Brian Davies has written an excellent volume on God and evil. The book is remarkable in a number of ways, including its brevity (given the subject matter), its clarity, and its depth (given its brevity and clarity). Davies, a Dominican friar and professor of philosophy at Fordham University, has already produced one of the best introductory works on the thought of Thomas Aquinas. Now he takes his considerable intellectual skills to a cluster of perennial questions about the implications of evil for belief in God.
Some philosophical confusion regarding the significance of evil can be avoided by carefully adopting Aquinas’s philosophical theology. Consider the case of antitheists who argue that claims about the existence of a theistic God lead people to expect that the world would not be marked by evil. Since there is evil, the conclusion runs, then such a God cannot exist. Davies responds by arguing that because God alone necessarily exists, and everything else that exists does so only because God has chosen to create this kind of universe and not another, there is no purely logical (as distinct from scientific) basis for saying that we should expect the universe to be structured in one way rather than another. We are not in a position to claim, as some antitheists do, that if God exists, we should expect the world to be lacking in evil. According to Davies, since “we have no means of determining what logically possible things God will make to be...we have to start by noting what God has, in fact, made to be.”
Davies also addresses theological positions that reject divine “impassiblity” and prefer to speak of divine suffering as more faithful to the notion of divine love. Jürgen Moltmann and Jon Sobrino maintain that divine compassion suffers with victims, but Davies holds to the Thomistic claim that God as the uncaused cause cannot himself be caused to change and so cannot be said to suffer. God brings about change in the world but is not changed by the world. Davies holds that talk of divine suffering makes God sound too much like a human being, but Davies denies that his own view makes God an indifferent observer of human misery. God is profoundly present to sufferers, as God is present in everything that exists, and divine love is expressed in its benevolent effects on the world.
What does this imply about God’s goodness? Many discussions of divine goodness lead to frustration because they presume that God is something like a supernatural Boy Scout, brimming with good will and always ready to lend a hand. This view sets us up for disappointment when things don’t go well. Davies argues provocatively and, I think, correctly that this perspective wrongly construes God as a moral agent. God’s goodness, Davies insists, has nothing to do with the human idea of “good behavior.” The very notion of a divine creator implies that God is not subject to moral formation: he does not develop virtues or moral “character.” Davies argues that since what we mean by “moral goodness” cannot be attributed to God, it makes no sense to conclude that evil counterindicates the existence of God. This is not to deny that God is just, merciful, and good in the theologically and philosophically appropriate senses of these terms; it is simply to remind us that our understanding of God’s goodness is always analogical.

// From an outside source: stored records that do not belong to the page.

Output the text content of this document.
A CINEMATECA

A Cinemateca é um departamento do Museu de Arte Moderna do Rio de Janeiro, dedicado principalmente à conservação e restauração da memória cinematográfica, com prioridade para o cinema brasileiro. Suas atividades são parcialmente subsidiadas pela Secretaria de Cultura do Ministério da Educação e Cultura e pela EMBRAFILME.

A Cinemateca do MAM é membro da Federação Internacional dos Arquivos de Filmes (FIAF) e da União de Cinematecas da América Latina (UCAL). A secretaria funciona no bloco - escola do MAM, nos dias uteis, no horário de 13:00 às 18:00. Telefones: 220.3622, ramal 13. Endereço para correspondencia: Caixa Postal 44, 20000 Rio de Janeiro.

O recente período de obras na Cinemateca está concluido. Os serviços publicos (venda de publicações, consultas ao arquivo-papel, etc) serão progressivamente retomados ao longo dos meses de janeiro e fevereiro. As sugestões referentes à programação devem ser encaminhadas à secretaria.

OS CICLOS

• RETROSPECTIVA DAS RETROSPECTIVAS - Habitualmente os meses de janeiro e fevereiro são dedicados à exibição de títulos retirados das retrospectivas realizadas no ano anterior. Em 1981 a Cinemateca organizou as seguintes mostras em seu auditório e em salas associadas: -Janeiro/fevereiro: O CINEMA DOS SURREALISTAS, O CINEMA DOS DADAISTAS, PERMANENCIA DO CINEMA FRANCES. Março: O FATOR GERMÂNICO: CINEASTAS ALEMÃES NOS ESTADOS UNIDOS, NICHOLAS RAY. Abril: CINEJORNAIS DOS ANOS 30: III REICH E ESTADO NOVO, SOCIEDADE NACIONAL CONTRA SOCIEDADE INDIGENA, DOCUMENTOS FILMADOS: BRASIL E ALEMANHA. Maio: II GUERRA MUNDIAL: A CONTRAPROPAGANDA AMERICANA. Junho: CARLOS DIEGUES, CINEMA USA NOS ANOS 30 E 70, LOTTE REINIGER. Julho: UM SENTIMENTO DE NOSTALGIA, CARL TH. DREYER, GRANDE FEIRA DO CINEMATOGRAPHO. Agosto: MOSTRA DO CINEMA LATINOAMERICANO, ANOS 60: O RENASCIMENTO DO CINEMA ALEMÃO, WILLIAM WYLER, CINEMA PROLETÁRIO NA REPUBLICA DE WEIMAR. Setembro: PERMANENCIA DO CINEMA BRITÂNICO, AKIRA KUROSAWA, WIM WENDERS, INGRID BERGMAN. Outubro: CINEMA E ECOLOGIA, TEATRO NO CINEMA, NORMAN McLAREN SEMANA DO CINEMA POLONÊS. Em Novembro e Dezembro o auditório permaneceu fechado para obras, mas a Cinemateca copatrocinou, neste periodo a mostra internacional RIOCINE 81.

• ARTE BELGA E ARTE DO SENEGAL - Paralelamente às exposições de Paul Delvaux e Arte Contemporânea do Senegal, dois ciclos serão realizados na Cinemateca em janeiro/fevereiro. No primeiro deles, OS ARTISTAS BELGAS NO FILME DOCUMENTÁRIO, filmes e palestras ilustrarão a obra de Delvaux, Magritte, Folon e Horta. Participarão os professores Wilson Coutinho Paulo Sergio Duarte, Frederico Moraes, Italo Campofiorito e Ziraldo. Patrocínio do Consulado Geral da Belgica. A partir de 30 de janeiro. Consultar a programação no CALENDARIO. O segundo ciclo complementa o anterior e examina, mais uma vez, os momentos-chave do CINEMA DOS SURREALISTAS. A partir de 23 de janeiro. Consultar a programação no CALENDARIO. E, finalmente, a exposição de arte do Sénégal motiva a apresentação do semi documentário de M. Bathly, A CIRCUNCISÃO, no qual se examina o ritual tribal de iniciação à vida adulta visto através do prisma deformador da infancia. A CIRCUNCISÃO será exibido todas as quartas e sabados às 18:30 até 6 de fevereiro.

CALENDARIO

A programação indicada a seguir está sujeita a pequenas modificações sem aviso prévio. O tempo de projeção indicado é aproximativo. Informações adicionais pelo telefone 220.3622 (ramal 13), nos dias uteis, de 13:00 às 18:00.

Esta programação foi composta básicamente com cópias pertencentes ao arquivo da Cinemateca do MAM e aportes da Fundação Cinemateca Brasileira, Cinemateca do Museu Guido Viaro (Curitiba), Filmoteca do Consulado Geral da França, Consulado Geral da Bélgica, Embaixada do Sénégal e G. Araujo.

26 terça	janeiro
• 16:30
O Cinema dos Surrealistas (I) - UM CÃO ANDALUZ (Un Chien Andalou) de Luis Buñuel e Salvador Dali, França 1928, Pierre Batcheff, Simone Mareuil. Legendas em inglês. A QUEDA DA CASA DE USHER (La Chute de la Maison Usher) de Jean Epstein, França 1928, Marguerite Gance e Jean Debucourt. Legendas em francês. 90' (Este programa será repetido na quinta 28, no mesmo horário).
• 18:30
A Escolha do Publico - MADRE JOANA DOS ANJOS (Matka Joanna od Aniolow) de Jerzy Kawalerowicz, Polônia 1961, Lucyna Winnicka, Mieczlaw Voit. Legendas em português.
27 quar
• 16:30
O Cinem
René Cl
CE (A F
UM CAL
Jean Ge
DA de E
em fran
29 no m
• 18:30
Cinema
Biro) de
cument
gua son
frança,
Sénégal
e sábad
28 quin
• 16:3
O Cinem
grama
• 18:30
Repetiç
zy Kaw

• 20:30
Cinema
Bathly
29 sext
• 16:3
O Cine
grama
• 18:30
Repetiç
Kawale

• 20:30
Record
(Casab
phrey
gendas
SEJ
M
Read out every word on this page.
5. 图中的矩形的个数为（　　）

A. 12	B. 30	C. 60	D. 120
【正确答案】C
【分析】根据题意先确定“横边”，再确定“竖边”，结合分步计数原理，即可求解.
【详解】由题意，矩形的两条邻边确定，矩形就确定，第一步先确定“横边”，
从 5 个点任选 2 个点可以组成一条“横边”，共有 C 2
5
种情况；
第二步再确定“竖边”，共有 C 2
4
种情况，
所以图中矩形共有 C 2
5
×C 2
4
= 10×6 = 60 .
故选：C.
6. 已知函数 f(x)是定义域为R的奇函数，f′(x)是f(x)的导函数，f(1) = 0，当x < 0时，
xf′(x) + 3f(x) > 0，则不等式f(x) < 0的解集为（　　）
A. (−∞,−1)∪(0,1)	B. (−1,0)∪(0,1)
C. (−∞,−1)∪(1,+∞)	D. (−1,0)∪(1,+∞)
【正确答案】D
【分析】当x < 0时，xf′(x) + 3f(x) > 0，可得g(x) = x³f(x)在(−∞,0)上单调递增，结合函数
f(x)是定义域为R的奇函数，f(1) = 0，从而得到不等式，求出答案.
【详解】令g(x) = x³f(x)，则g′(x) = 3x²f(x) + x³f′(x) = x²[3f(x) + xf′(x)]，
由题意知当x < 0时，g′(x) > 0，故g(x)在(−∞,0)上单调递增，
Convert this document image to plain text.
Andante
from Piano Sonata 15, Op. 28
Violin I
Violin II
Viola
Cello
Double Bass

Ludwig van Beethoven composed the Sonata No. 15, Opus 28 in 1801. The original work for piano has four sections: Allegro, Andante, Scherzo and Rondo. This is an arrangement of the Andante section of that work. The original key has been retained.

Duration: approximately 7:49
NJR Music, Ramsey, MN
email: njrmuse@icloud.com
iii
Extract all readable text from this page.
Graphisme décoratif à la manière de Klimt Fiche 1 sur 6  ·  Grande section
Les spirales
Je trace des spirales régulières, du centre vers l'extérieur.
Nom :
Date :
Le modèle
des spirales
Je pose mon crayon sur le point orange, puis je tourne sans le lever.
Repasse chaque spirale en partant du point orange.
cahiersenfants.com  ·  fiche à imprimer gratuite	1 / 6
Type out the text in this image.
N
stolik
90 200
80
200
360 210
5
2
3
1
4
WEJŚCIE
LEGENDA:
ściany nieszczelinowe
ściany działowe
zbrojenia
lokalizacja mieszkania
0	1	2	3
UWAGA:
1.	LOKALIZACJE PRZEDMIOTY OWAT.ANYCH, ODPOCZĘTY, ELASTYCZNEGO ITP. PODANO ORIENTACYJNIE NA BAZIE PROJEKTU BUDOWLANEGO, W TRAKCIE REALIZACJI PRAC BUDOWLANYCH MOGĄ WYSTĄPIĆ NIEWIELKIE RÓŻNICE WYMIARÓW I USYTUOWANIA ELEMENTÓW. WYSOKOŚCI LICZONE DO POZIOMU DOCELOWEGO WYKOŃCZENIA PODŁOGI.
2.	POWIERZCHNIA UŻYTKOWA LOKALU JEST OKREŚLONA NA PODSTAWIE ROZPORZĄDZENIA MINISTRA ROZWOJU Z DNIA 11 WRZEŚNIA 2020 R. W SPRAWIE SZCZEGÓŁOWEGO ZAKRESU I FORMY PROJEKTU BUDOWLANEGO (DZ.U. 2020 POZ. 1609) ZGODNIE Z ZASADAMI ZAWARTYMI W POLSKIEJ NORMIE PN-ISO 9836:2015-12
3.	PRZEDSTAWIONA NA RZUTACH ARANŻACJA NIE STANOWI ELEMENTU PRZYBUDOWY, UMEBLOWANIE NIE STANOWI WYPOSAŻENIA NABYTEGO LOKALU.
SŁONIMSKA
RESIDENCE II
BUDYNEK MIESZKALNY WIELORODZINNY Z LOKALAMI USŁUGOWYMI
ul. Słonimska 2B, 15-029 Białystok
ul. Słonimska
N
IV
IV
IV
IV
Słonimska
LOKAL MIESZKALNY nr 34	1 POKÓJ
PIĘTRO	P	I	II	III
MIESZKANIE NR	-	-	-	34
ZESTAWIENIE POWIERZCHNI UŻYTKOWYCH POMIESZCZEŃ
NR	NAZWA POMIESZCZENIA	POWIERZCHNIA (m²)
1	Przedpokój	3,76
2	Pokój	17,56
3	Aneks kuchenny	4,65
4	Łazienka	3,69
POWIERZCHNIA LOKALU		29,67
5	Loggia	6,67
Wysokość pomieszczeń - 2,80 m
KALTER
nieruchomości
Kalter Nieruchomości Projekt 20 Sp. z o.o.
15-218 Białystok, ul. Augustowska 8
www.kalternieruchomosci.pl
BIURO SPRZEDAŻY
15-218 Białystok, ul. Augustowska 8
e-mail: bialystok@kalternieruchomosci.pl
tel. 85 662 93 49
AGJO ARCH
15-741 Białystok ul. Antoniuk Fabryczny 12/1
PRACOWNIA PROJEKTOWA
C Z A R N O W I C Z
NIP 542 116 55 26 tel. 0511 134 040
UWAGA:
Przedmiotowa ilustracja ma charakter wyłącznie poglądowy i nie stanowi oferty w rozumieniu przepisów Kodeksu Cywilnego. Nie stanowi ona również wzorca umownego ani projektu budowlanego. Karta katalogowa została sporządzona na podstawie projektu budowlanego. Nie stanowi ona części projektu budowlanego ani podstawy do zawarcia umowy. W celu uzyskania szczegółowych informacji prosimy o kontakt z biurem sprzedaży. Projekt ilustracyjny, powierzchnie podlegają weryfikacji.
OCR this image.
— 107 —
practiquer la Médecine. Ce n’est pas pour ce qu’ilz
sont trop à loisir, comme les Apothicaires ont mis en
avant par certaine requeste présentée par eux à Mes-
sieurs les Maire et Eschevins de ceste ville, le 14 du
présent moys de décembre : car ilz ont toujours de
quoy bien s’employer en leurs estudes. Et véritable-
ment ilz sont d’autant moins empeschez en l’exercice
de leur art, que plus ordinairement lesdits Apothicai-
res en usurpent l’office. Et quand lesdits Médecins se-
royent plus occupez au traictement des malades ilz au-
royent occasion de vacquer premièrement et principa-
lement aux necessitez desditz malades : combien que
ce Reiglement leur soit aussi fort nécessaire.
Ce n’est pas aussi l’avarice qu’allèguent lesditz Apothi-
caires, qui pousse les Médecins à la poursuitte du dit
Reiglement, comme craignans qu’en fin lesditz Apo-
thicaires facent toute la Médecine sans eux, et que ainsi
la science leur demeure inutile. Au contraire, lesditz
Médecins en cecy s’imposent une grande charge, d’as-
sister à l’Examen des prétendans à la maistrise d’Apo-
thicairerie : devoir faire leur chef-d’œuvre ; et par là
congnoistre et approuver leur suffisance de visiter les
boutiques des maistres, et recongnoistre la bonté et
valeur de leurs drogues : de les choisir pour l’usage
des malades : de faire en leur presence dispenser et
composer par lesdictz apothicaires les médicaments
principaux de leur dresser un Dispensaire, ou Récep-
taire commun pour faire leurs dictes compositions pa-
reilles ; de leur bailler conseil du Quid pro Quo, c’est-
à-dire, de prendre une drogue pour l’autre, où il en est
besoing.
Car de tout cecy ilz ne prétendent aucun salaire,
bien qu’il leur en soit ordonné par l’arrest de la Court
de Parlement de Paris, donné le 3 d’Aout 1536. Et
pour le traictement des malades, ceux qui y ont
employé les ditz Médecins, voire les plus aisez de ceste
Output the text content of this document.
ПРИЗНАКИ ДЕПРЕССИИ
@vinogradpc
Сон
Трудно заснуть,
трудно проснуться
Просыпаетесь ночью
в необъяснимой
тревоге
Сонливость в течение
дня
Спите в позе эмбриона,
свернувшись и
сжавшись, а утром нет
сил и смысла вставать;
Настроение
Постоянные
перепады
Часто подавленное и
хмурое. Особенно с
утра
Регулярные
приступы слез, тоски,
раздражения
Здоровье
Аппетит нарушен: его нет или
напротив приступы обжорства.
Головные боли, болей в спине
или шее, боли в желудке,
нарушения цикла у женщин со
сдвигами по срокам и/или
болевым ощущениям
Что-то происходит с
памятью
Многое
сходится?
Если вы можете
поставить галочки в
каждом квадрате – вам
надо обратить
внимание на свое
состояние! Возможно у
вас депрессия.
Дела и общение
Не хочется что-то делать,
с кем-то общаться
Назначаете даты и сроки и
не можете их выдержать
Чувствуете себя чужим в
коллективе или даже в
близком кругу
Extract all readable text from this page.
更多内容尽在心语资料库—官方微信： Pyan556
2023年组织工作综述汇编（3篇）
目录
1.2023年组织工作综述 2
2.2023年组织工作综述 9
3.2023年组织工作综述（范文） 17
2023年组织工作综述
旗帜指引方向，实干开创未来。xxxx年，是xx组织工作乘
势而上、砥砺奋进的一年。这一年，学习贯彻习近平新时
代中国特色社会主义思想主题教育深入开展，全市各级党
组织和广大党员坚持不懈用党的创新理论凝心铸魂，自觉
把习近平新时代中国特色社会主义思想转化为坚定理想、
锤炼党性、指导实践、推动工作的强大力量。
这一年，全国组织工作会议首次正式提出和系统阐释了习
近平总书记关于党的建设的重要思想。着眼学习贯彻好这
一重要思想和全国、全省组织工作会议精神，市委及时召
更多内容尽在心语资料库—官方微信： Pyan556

According to Davies, God causes goodness but not evil. Theists often engage in a project of “exonerating” God from responsibility for evil by means of the “free-will defense”: Human beings freely decide to do wrong; God cannot be blamed, the argument runs, for God does not cause the actions of wicked people. Davies objects that this position implies that God is merely extrinsic to human agents. God is the cause of the acts of wicked people in the sense that God is the cause of all that happens in the universe. This is not to deny that we are responsible to make decisions on the basis of good reasons, but only to note that human freedom acts within and not outside the divine causality that orders creation. God empowers our choices even when they run directly contrary to his will and our own good.
Of course, evil is found not only in human suffering but also in the pain, waste, and death of the natural world. Darwin famously lost faith in a benevolent and provident creator because of natural evil. Davies places natural evil, or “evil suffered,” in a wide cosmological context. What harms one organism (say, a worm) enhances another (the fish who eats it); today’s predators are tomorrow’s prey. The evil suffered in the natural world, Davies argues, is ultimately due to the goodness constantly produced and sustained by the Creator: “My claim is that when it comes to evil suffered all we have is the creative activity of God bringing about what is good-that God brings about everything that is good and does not directly bring about anything that we might think of as evil suffered.” Davies’s point is that God does not creatively produce evil, which is a kind of negative by-product of an essentially good creation. The “evil done” voluntarily by human beings adds to and aggravates the “evil suffered,” but God is not morally accountable for evil done; we are. Those who recognize that we are empowered by God to act as responsible agents ought to have a keen sense of our responsibility to “do good and avoid evil.” The struggle against evil should take place in the context of gratitude for God’s goodness.
Davies has written an excellent book that everyone can benefit from reading. It can be used in undergraduate courses and parish study groups, but scholars will also profit from the author’s carefully wrought arguments and nuanced conclusions. The Reality of God and the Problem of Evil provides another indication that Thomism continues to thrive as a vital tradition in philosophy and theology.